Once these ideas had been developed, the Israeli army began
formulating practical plans. Dozens of maneuvers were held
including training programs for urban warfare in a model of a
Palestinian neighborhood. According to then General Shaul Mofaz,
the total cost of such training in the year before the Intifada
came to about $120 million.
The rise to power of the military man Ehud Barak in 1999 had not
led to any rehashing of the guidelines formulated by the army
while Netanyahu was in office. Barak, who was originally opposed
to the Oslo Accords like his predecessor, believed firmly, also
like Netanyahu, in the role of military might in settling the
conflict.
Barak also contributed to the failure of the peace process when he
stalled implementing the provisions of the Wye River Accords
signed by Netanyahu in 1998 that stipulated a significant Israeli
withdrawal from Area B. This would have greatly lessened
Palestinian frustration over the peace process. Barak justified
this lack of action by saying there was “no need” for such a move.

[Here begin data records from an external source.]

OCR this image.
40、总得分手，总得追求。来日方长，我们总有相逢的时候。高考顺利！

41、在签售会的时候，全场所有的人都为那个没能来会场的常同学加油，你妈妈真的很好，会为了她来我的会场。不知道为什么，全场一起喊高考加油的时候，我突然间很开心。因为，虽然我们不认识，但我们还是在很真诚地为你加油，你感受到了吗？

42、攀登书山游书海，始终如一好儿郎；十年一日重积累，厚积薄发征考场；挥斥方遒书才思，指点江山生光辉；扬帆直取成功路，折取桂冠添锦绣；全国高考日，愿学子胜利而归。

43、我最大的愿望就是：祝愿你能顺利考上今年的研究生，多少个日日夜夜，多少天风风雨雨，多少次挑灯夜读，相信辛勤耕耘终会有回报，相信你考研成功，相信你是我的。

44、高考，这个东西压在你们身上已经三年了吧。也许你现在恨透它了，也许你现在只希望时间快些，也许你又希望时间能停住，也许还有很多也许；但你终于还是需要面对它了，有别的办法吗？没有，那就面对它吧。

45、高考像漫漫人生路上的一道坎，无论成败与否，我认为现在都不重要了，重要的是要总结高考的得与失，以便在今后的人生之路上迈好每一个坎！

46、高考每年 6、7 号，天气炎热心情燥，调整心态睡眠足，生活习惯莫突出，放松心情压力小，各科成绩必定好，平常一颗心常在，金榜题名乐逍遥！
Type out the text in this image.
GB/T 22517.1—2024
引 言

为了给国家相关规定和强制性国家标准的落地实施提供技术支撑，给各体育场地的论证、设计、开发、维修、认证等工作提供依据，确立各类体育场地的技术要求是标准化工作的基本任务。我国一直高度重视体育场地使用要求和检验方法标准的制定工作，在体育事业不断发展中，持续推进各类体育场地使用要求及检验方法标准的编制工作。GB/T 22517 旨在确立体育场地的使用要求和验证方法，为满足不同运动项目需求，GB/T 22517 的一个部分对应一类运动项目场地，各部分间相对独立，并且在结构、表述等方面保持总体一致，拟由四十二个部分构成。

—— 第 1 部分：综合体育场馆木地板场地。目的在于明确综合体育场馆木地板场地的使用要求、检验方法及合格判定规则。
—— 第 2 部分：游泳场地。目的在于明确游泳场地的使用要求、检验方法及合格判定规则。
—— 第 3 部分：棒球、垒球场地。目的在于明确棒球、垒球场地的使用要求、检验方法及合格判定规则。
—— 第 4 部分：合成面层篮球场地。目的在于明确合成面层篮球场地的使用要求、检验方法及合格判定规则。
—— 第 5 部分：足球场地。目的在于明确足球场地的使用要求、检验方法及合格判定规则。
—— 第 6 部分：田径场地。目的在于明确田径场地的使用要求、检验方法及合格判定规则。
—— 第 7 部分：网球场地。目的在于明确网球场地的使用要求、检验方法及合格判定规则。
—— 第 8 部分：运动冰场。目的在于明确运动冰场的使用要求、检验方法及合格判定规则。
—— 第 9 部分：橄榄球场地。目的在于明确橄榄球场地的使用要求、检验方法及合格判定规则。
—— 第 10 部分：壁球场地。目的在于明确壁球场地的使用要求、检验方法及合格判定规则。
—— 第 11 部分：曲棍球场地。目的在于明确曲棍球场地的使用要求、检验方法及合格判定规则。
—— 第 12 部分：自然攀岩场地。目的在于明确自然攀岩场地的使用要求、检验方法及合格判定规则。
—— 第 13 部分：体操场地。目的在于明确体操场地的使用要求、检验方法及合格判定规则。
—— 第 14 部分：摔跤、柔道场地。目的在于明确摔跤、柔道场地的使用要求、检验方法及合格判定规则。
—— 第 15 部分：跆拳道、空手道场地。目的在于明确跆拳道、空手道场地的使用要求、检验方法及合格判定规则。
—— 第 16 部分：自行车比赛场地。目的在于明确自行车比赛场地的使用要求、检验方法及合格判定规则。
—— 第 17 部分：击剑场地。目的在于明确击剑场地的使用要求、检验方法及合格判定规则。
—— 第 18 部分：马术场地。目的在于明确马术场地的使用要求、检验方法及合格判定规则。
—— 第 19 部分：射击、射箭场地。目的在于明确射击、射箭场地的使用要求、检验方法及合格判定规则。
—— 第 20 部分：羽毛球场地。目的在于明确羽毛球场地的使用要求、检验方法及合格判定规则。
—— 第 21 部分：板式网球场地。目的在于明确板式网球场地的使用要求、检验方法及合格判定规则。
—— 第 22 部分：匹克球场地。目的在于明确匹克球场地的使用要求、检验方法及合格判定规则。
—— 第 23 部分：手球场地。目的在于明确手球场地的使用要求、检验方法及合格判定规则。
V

What was needed, he said, was a final agreement, which he knew
could not be realized.
Barak thus increased the heat under the “pressure cooker” to the
point of no return. He then set the right political climate after
Camp David to isolate
internationally and within
Israel the
Palestinian side by repeating ad nauseum that Arafat had refused
his “generous” offer. The spark for the explosion was provided,
however, by the visit of
Ariel Sharon to the Aqsa Mosque
on September 28, 2000, which led the following day to the killing
of seven Palestinian protestors in the Aqsa courtyard.
The Palestinian Authority and the Islamists
The situation in which the PA found itself on the eve of the
Intifada, illustrated by the lack of any hope for a political
solution with Israel and the loss of a major part of its
popularity as a result of its mediocre performance and corruption
along with the rise in unemployment and the ever-growing number of
settlements, contributed to the PA’s acceptance of limited
militarization. This, it believed, would help it regain popularity
and improve its negotiating stance.
The tunnel riots of 1996 impacted not only the thinking of the
Israelis. After the 1996 confrontations, the Netanyahu government
agreed to withdraw Israeli forces from four-fifths of the city of
Hebron in accordance with an agreement reached by the previous
government under Rabin and that Peres, who had succeeded Rabin,
stalled implementing.
In light of this partial withdrawal, certain quarters within Fateh,
first and foremost President Arafat and Marwan Barghouti, came to
the conclusion that the Israelis were flexible when confronted
with violence.
The Israeli withdrawal from Lebanon only reinforced this feeling
on the street and provided a strong incentive in light of the
impasse in the peace process and the Israeli violations of the
spirit and letter of the Oslo Accords. Then came the failure of
the Camp David talks and Sharon’s visit to Al Aqsa, which took
place with the consent – if not the blessing – of Barak. The
killings of large numbers of Palestinian protesters in the first
days of the Intifada (an average of 10 people a day) led the
Palestinian leadership to accept the idea of the use of violence.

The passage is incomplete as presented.